BU BÖLÜM KİLİT NOKTASI DİYEBİLİRİM VE ÇOK DUYGULANARAK YAZDIĞIM BİR BÖLÜM OLDUĞUNU SÖYLEMEDEN GEÇEMEYECEĞİM.

SİZDEN TEK İSTEDİĞİ YORUMLARINIZI ARTTIRMANIZ ÇÜNKÜ BU BÖLÜM HEM KİTAP HEM BENİM İÇİN ÇOK ÖNEMLİ...

YILDIZLARI PARLATIP YORUMLARI COŞTURMANIZ DİLEĞİYLE, İYİ OKUMALAR.

MEDYA AŞEKA'NIN MÜZİĞİ... BUĞLEM VE MİRZA'NIN BEDEN BULDUĞU BİR ŞARKI UMARIM BEĞENİRSİNİZ...

İTHAF ÇATLAK HATUNUMA BU BÖLÜMÜ ÇOK BEKLEDİ ;)

******************************************************************************************************************************

Zor mudur gözlerine bakarken sevgiyi görmek, yoksa sevgi midir gözlerindeki tek gerçek?
Kolay mıdır biranda vazgeçip gitmek, yoksa gitmekten vazgeçip sevmek mi gerek?
-Özdemir ASAF-

********************************************************************************************************
'' Seni seviyorum Mirza, sen beni sevmesen de seni hep seveceğim. Uyan artık! Sana ihtiyacım var Mirza, varlığına ihtiyacımız var. Eğer beni, bizi bırakıp gidersen bir dakika durmam peşinden gelirim... Bir yazılan kaderi ayırma Mirza, gitme!'' Gözyaşlarıma engel olmak için derin nefesler alıyordum. Yüzüne yaklaşarak maskenin kapattığı kısımlardan arta kalan kısmını öptüm. Onu ilk defa öpmüştüm, soğuktu... Çok soğuktu.
''Benim için olmasa da sevdiklerin için gel Mirza. Bebeğimizin sana ihtiyacı var, ailenin sana ihtiyacı var.

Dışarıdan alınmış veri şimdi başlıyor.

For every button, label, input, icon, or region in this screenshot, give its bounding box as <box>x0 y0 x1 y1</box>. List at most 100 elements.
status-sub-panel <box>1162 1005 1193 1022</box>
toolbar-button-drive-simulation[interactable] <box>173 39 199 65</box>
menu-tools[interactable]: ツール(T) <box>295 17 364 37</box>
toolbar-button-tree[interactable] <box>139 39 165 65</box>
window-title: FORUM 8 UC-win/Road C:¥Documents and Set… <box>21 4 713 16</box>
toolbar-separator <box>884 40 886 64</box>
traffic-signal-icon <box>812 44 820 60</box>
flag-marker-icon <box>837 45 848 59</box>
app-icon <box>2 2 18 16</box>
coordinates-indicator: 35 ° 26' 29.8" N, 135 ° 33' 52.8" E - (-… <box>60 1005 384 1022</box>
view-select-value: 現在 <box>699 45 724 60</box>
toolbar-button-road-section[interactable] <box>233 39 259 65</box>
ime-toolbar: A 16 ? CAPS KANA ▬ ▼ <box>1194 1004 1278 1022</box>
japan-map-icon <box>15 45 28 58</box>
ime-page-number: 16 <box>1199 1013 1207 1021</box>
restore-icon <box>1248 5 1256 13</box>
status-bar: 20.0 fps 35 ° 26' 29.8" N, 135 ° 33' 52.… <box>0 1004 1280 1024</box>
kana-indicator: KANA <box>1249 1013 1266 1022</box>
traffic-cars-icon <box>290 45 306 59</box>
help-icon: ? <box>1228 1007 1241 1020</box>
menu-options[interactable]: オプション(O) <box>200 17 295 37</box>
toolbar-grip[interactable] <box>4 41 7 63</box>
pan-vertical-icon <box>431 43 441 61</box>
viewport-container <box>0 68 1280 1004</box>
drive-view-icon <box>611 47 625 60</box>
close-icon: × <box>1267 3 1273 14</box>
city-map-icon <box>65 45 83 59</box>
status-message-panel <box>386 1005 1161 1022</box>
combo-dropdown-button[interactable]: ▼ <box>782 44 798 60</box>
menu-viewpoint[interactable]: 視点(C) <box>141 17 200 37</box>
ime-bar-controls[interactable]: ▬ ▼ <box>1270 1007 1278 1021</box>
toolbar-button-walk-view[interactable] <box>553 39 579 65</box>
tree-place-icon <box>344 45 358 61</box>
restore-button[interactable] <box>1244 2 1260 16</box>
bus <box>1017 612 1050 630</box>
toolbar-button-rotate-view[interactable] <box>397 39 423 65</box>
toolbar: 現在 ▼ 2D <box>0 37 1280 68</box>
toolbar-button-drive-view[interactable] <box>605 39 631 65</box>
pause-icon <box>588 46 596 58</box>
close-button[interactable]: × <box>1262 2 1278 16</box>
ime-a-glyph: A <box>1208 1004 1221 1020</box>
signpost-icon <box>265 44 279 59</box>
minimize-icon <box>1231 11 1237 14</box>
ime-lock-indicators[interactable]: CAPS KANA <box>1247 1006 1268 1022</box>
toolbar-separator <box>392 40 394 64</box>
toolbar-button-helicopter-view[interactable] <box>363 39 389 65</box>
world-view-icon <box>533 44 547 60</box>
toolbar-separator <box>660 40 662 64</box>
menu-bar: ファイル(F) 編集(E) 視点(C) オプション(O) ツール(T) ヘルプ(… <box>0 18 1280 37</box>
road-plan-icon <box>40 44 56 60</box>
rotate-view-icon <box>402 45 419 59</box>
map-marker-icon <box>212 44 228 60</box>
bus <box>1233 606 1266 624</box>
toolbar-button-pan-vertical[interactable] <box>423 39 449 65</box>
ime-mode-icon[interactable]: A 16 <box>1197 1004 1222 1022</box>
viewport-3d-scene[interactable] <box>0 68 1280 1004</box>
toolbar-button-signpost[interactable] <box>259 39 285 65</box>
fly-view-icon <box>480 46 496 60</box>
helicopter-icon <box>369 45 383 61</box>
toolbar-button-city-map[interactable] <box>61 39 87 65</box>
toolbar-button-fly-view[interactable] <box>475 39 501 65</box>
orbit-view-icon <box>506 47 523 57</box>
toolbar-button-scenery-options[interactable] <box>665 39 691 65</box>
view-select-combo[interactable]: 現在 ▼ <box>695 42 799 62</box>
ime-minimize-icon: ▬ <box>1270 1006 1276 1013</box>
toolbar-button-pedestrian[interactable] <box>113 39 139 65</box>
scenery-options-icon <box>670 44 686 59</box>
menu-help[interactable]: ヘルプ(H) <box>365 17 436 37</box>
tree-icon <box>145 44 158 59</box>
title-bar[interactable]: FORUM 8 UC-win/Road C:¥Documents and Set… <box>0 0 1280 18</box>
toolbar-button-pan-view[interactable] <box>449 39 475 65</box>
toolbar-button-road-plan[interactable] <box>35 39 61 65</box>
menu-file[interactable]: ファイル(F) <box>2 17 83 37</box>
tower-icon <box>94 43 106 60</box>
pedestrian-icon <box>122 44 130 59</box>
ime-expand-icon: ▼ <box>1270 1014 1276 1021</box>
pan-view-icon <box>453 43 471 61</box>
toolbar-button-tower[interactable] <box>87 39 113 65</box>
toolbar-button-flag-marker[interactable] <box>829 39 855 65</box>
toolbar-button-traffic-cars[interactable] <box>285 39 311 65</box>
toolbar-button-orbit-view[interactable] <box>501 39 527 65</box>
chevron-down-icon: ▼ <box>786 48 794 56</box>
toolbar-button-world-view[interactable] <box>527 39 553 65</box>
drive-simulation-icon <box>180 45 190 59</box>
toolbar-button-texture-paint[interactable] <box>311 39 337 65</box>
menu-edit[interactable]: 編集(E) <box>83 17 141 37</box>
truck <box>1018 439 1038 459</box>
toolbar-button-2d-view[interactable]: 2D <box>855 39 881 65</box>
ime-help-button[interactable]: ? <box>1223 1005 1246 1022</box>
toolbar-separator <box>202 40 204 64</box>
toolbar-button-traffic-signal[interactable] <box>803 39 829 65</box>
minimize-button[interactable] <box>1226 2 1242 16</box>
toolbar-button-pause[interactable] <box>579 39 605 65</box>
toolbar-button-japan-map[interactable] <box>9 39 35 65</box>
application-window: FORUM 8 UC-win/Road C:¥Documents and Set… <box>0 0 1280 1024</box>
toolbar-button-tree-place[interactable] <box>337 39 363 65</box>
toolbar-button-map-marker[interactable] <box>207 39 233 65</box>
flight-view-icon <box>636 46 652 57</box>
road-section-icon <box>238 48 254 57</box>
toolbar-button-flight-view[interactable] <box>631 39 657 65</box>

Yalvarırım uyan... Uyan artık Mirza!'' Gözyaşlarım prangalarını kırıp yüzüne damlarken acı bir inilti duydum.
''Ağ-Ağlama...''
**********************************************************************************************
Bir akşamın ortasında vuslata kavuşmaktı beklide sevgi, öylesine aşkla ve kuvvetli... Gözlerini tekrar görme umudunun gerçek olmasıydı. Yeşil gözlerinin içindeki kahverengi yansımalar beklide benden taşıdığı bir parçaydı. Tıpkı benimde ondan bir parça taşımam gibiydi. Allah çiftlerin toprağını bir yerden alır öyle yaratır derlerdi. Benim toprak rengi gözlerim onun yeşil harelerine tutam tutam dağılmıştı.

Gözyaşlarımı silerek hemen ona baktım. Uyanmıştı ve yorgun gözlerle bana bakıyordu. Özlediğim gözlerine bakarken aldığı nefeslerin yavaşlığı dikkatimi çekiyordu. Elini yavaşça kaldırarak ağzını kapatan maskeyi ağır bir şekilde kaldırdı.

''Ağlamanı yasaklıyorum.''

Sessiz ve derinden gelen sözleri beni gülümsetirken kendime engel olamayarak elini tuttum ve üzerine derin bir öpücük bıraktım. Yüzündeki tebessümü fark edince saklamak yerine bana sunmuştu. Gözlerine baktığımda gördüklerime anlam veremezken dilimden dökülen tek şey birkaç kelime olmuştu.

''Şükürler olsun...''

Yatağın yanındaki acil durum düğmesine basarak doktorların gelmesini bekledim. Her şey bir tarafa geçmiş Mirza bir tarafta kalmıştı. Ne yaptıklarım ne söylediklerim hiçbir şey umurumda değildi. Söylediklerimi duyup duymadığını bilmiyordum. Ellerim maskesine giderken yavaşça yüzüne yerleştirdim. Ona bir şey olacak düşüncesi beni bitiriyordu. Kaşları çatıldı fakat bir şey söylemedi, yine susmuştuk.

Kelimeler değil gözler konuşuyordu yalnızca ikimizin bildiği bir dildi fakat ikimizde anlamıyorduk. Gözlerimiz konuşuyor biz eşlik ediyorduk, onlar birbirlerinin en derinini görürken biz uzaktık.

''Miran nerede?''

Maskeden dolayı boğuk çıkan sesinin sorduğu soruyla Miran ağabey aklıma gelirken Mirza'nın yanına geldiğimden beri haberim olmadığını hatırladım. Birkaç kere yanına gitmiştim hepsinde uyuyordu ya da uyutuluyordu. Kaşlarını çatmış Mirza'ya bakarak rahatlaması için gülümsedim.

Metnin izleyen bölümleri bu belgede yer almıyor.